Song by Modest Mouse

from the album We Were Dead Before the Ship Even Sank
- Released: March 20, 2007
- Genre: Indie rock
- Length: 4:35
- Label: Epic Records
- Songwriters: Isaac Brock, Jeremiah Green, Eric Judy, Joe Plummer, Johnny Marr, Tom Peloso
- Producer: Dennis Herring

Music video
- "Fire It Up" on YouTube

= Fire It Up (Modest Mouse song) =

Fire It Up is a song released by Modest Mouse on their album We Were Dead Before the Ship Even Sank.

== Trivia ==
Originally, people thought the song was about marijuana, but lead singer Isaac Brock said that this was not his intention.

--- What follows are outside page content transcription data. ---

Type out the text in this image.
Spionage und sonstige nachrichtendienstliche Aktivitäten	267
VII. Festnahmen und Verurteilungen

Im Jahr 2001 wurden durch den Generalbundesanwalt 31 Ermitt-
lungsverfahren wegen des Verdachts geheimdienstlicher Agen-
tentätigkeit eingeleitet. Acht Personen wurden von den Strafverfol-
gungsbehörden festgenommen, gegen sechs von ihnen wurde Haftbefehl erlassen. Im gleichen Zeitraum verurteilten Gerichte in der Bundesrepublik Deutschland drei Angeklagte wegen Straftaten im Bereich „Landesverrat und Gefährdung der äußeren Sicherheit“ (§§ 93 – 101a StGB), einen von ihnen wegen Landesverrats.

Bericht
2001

He told Rolling Stone: "I was saying 'Fire It Up' as in the sense of turning over a car." This is referenced in the line "Fire It Up, Fire It Up, when we fix the carburator, then we'll push off once again in an hour or so later."

==Video contest==
In 2007 Modest Mouse filmed videos in front of greenscreen for three songs off of We Were Dead Before the Ship Even Sank (We've Got Everything, Missed the Boat, and Fire It Up). The footage was released to the public as a contest for fans to create videos. The winner was announced on July 10 as David Naylor.